What is the correct answer?
50%
-2/3 or 2/3 depending on how you solve the quadratic equation
Always change your choice.
>>8059686
this
they tested it on that British mythbusters wannabe show
Realize that changing your choice makes no difference. in terms of probability the new choice is just as plausible as the old choice, even if you started with 100 doors and narrowed it down to 2.
>>8059689
just remembered- it's called bang goes the theory
mythbusters tested it pick number 2
http://mythresults.com/wheel-of-mythfortune
first choice 1 to 3
second choice 1 to 2
>>8059585
>this board is Monty-Hall-thread free since: 0 days
>>8059692
>bang goes the theory
Why can't English people speak English well?
>>8059585
You forgot to specify: "The host is not opening the doors at random, but deliberately reveals a goat behind a door you haven't selected"

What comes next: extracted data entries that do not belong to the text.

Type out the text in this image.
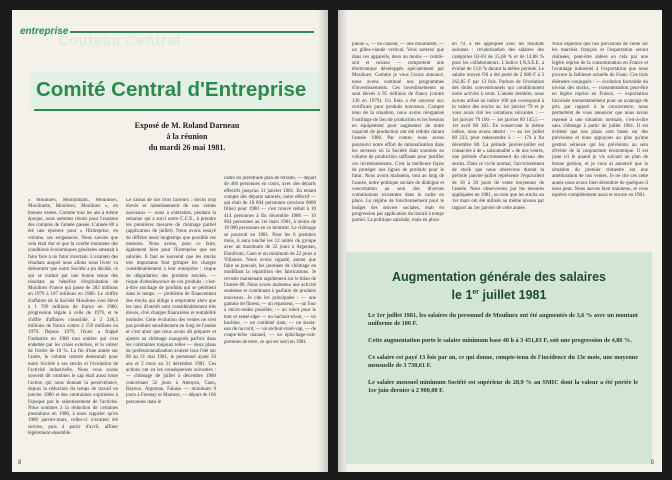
entreprise
Couteau Central
Comité Central d'Entreprise
Exposé de M. Roland Darneau
à la réunion
du mardi 26 mai 1981.
« Moulinex, Moulinmatic, Moulinsec, Moulinette, Moulinex, Moulinex », en bonnes ventes. Comme tous les ans à même époque, nous sommes réunis pour l'examen des comptes de l'année passée. L'année 80 a été une épreuve pour « l'Entreprise, en volume, ses exigeances. Nous savons que cela était dur et que la courbe montante des conditions économiques générales amenait à faire face à un futur incertain. L'examen des résultats auquel nous allons nous livrer va démontrer que notre Société a pu décidé, ce qui se traduit par une bonne tenue des résultats au bénéfice d'exploitation de Moulinex France qui passe de 282 millions en 1979 à 107 millions en 1980. Le chiffre d'affaires de la Société Moulinex s'est élevé à 1 789 millions de francs en 1980, progression légale à celle de 1979, et le chiffre d'affaires consolidé, à 2 246,5 millions de francs contre 2 150 millions en 1979. Depuis 1979, l'écart a frappé l'industrie en 1980 tout entière qui s'est endettée par les crises externes, et la valeur de l'ordre de 10 %. La fin d'une année sur l'autre, le volume rentrée demeurait pour notre Société à ses stocks et l'évolution de l'activité industrielle. Nous vous avons souvent dit combien le cap était aussi toute l'action qui nous donnait la persévérance, depuis la réduction du temps de travail en janvier 1980 et des contraintes exprimées à l'époque par le ralentissement de l'activité. Nous sommes à la réduction de certaines prestations en 1980, à nous rappeler qu'en 1980 janvier-mars, celles-ci n'avaient été suivies, puis à partir d'avril, affiner légèrement ensemble.
Le carnal de nos trois facteurs : stocks trop élevés et ralentissement de nos ventes nouveaux — nous a contraints, pendant la semaine qui a suivi notre C.C.E., à prendre les premières mesures de chômage partiel (application de juillet). Nous avons essayé de différer aussi longtemps que possible ces mesures. Nous avons, pour ce faire, également bien pour l'Entreprise que ses salariés. Il faut se souvenir que les stocks très importants font grimper les charges considérablement à leur entreprise : risque de dégradation des produits stockés. — risque d'obsolescence de ces produits : c'est-à-dire stockage de produits qui se périment dans le temps. — problème de financement des stocks qui oblige à emprunter alors que les taux d'intérêt sont considérablement très élevés, d'où charges financières et rentabilité moindre. Cette évolution des ventes ne s'est pas produite sensiblement en long de l'année et c'est ainsi que nous avons dû préparer et ajuster au chômage inaugurés parfois dans les contraintes toujours telles — deux plans de professionnalisation avaient tous l'été sur 80 au 31 mai 1981, le personnel ayant 56 ans et 2 mois au 31 décembre 1981. Ces actions ont eu les conséquences suivantes : — chômage de juillet à décembre 1980 concernant 32 jours à Alençon, Caen, Bayeux, Argentan, Falaise — minimum 9 jours à Fresnay et Mamers, — départ de 166 personnes dans le
cadre du préretraite plan de retraite, — départ de 460 personnes en cours, avec des départs effectifs jusqu'au 31 janvier 1981. En tenant compte des départs naturels, notre effectif — qui était de 10 604 personnes (environ 6000 filles) pour 1980 — s'est trouvé réduit à 10 414 personnes à fin décembre 1980 — 10 064 personnes au 1er mars 1981, à moins de 10 000 personnes en ce moment. Le chômage se poursuit en 1981. Pour les 6 premiers mois, il aura touché les 12 unités du groupe avec un maximum de 32 jours à Argentan, Domfront, Caen et un minimum de 22 jours à Villaines. Nous avons signalé, autant que faire se pouvait, les journées de chômage en modifiant la répartition des fabrications. Je revisite maintenant rapidement sur le bilan de l'année 80. Nous avons maintenu une activité soutenue et continuant à parfaire de produits nouveaux. Je cite les principales : — une gamme de fitness, — un repasseur, — un four à micro-ondes possible, — un robot pour le tout et sensé-râpe — un hachoir-trieur, — un hachine, — un combiné riant, — un siesta-eau de raccord, — un séchoir-rond-vap, — de coupe-brise manuel, — un épluchage-cuit-pommes de terre, ce qui est sorti en 1981.
8
pleine », — un cuiseur, — une moulinette, — un gilles-viande vertical. Vous noterez que dans ces appareils, deux au moins — combi-soir et cuiseur — comportent une électronique développée spécialement par Moulinex. Comme je vous l'avais annoncé, nous avons continué nos programmes d'investissements. Ces investissements se sont élevés à 95 millions de francs (contre 136 en 1979). Un frein a été souvent aux certificats pour produits nouveaux. Compte tenu de la situation, nous avons réorganisé l'outillage de lieu de production et les besoins en équipement pour augmenter de notre capacité de production ont été réduits durant l'année 1980. Par contre, nous avons poursuivi notre effort de rationalisation dans les secteurs où la Société était soumise au volume de production suffisant pour justifier ces investissements. C'est la meilleure façon de protéger nos lignes de produits pour le futur. Nous avons maintenu, tout au long de l'année, notre politique sociale de dialogue et concertation au sein des diverses commissions existantes dans le cadre en place. Le régime de fonctionnement pour le budget des œuvres sociales, était en progression par application du travail à temps partiel. La politique salariale, mais en place
en 79, a été appliquée avec les résultats suivants : revalorisation des salaires des catégories 02-03 de 15,68 % et de 14,88 % pour les collaborateurs. L'indice I.N.S.E.E. a évolué de 13,6 % durant la même période. Le salaire moyen OS a été porté de 2 800 F à 3 262,85 F par 13 fois. Parlons de l'évolution des droits conventionnels qui conditionnent notre activité à venir. L'année dernière, nous avions utilisé un indice 100 qui correspond à la valeur des stocks au 1er janvier 79 et je vous avais cité les variations suivantes : — 1er janvier 79 100 — 1er janvier 80 145,5 — 1er avril 80 183. En conservant le même indice, nous avons atteint : — au 1er juillet 80 223, pour redescendre à : — 174 à fin décembre 80. La période janvier-juillet est consacrée à de « saisonnalité » de nos ventes, une période d'accroissement du niveau des stocks. Dans ce cycle normal, l'accroissement de stock que nous observons durant la période janvier-juillet représente l'équivalent de 18 à 20 jours de vente moyennes de l'année. Nous observerons par les mesures appliquées en 1981, ou sont que les stocks au 1er mars ont été utilisés au même niveau par rapport au 1er janvier de cette année.
Nous espérons que nos prévisions de vente sur les marchés français et l'exportation seront réalisées, peut-être aidées en cela par une légère reprise de la consommation en France et l'avantage industriel à l'exportation que nous procure la faiblesse actuelle du Franc. Ces trois éléments conjugués : — évolution favorable du niveau des stocks, — consommation peut-être en légère reprise en France, — exportation favorisée momentanément pour un avantage de prix par rapport à la concurrence, nous permettent de vous annoncer que nous avons repensé à une situation normale, c'est-à-dire sans chômage à partir de juillet 1981. Il est évident que nos plans sont basés sur des prévisions et nous appuyons au plus qu'une gestion sérieuse qui les prévisions au sein d'éviter de la conjoncture économique. Il est juste ici le quand je vis suivant un plan de bonne gestion, et je vous ai annoncé que la situation du premier trimestre est une amélioration de nos ventes. Je ne cite ces cette année nous avons bien décembre de quelques il nous peut. Nous aurons bien maintenu, et vous espérez complètement aussi et encore en 1981.
Augmentation générale des salaires
le 1er juillet 1981

Le 1er juillet 1981, les salaires du personnel de Moulinex ont été augmentés de 3,6 % avec un montant uniforme de 100 F.

Cette augmentation porte le salaire minimum base 40 h à 3 451,03 F, soit une progression de 4,86 %.

Ce salaire est payé 13 fois par an, ce qui donne, compte-tenu de l'incidence du 13e mois, une moyenne mensuelle de 3 738,61 F.

Le salaire mensuel minimum Société est supérieur de 28,9 % au SMIC dont la valeur a été portée le 1er juin dernier à 2 900,00 F.

9
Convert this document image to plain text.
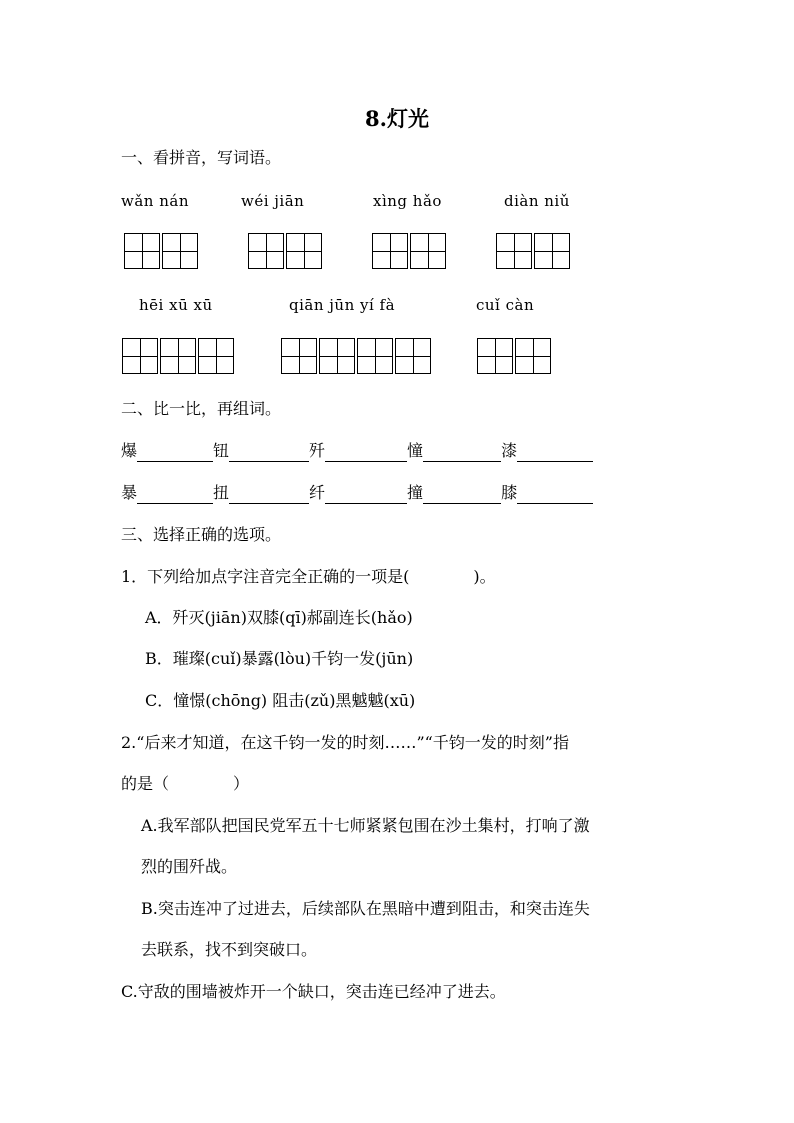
8.灯光
一、看拼音，写词语。
wǎn nán	wéi jiān	xìng hǎo	diàn niǔ
hēi xū xū	qiān jūn yí fà	cuǐ càn
二、比一比，再组词。
爆	钮	歼	憧	漆
暴	扭	纤	撞	膝
三、选择正确的选项。
1．下列给加点字注音完全正确的一项是(　　　　)。
A．歼灭(jiān)双膝(qī)郝副连长(hǎo)
B．璀璨(cuǐ)暴露(lòu)千钧一发(jūn)
C．憧憬(chōng) 阻击(zǔ)黑魆魆(xū)
2.“后来才知道，在这千钧一发的时刻……”“千钧一发的时刻”指
的是（　　　　）
A.我军部队把国民党军五十七师紧紧包围在沙土集村，打响了激
烈的围歼战。
B.突击连冲了过进去，后续部队在黑暗中遭到阻击，和突击连失
去联系，找不到突破口。
C.守敌的围墙被炸开一个缺口，突击连已经冲了进去。
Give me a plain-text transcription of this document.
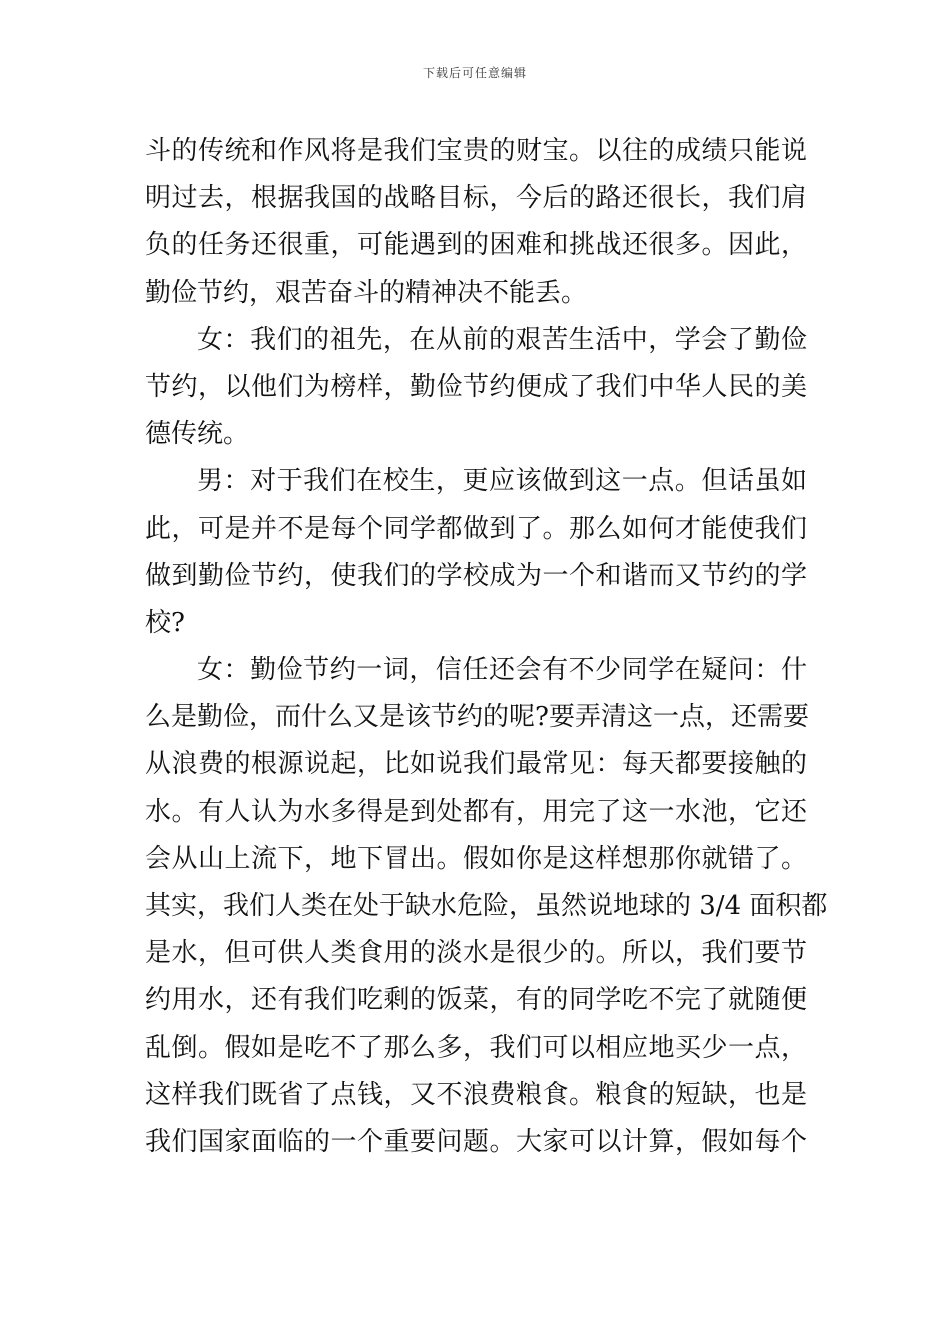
下载后可任意编辑
斗的传统和作风将是我们宝贵的财宝。以往的成绩只能说
明过去，根据我国的战略目标，今后的路还很长，我们肩
负的任务还很重，可能遇到的困难和挑战还很多。因此，
勤俭节约，艰苦奋斗的精神决不能丢。
女：我们的祖先，在从前的艰苦生活中，学会了勤俭
节约，以他们为榜样，勤俭节约便成了我们中华人民的美
德传统。
男：对于我们在校生，更应该做到这一点。但话虽如
此，可是并不是每个同学都做到了。那么如何才能使我们
做到勤俭节约，使我们的学校成为一个和谐而又节约的学
校?
女：勤俭节约一词，信任还会有不少同学在疑问：什
么是勤俭，而什么又是该节约的呢?要弄清这一点，还需要
从浪费的根源说起，比如说我们最常见：每天都要接触的
水。有人认为水多得是到处都有，用完了这一水池，它还
会从山上流下，地下冒出。假如你是这样想那你就错了。
其实，我们人类在处于缺水危险，虽然说地球的 3/4 面积都
是水，但可供人类食用的淡水是很少的。所以，我们要节
约用水，还有我们吃剩的饭菜，有的同学吃不完了就随便
乱倒。假如是吃不了那么多，我们可以相应地买少一点，
这样我们既省了点钱，又不浪费粮食。粮食的短缺，也是
我们国家面临的一个重要问题。大家可以计算，假如每个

Yes this is actually an important part of the problem specification due to preservation of evidence.
(Or to state it slightly differently: If the host followed the rule I outlined up top, you should switch for an increase from 1:2 to 2:1 odds of getting the car. If the host is picking a door at random from all three doors, switching doesn't matter, as you are changing odds from 1:1 to 1:1)
>>8059585
Everyone assumes that the door the host opens is removed
If you make a program that randomly selects a door, and you open a door then it will still have a 1/3 chance
>>8059585
-1/12
>>8059690
No it's not the same. Because the host eliminates one choice so now whe have a chance of 50% and before we had 33%.
>>8061111
>Because the host eliminates one choice
Then you analize the new sample space and reset the probabilities.
So it's still 50%
>>8061111
Depends on what we know about the hosts selection method. It is only 50% if we assume the host is picking one of the three doors at random.
>>8059585
Never switch.
goats >> cars
>>8061126
the probabilities are not reset
you are choosing between one door, and not one door
thats the binary choice you are given
>>8061186
Then surely you switch to the open goat?
It's easier to understand if you suppose that once you picked a door Monty lets you switch to the other 2 if you accept to give up on one goat (you'll have always picked at least one goat between the two). This problem is equivalent to the original one since in both cases one door is a 'non choice': in the original case because Monty opens it and you can avoid it, in this case because you give up on it after having switched. The idea of being able to pick two doors helps getting it because the other two door's content is only influenced by your original choice, which on the other hand was completely naive (in the sense that your choice was free and unconditioned, not touching the probability of picking the car, 33%). With this in mind, the probability that the car is on one of the two remaining doors is as naive as your first choice, and the probability of picking a car accepting the switch is an unaltered 66%.
Its 2/3, and as mentioned above, the host knowing which door has the prize makes the difference. Always switch, the answer is 2/3, countless sims have been run, there is nothinf to debate, end this thread.
This should be in the sticky by now god damn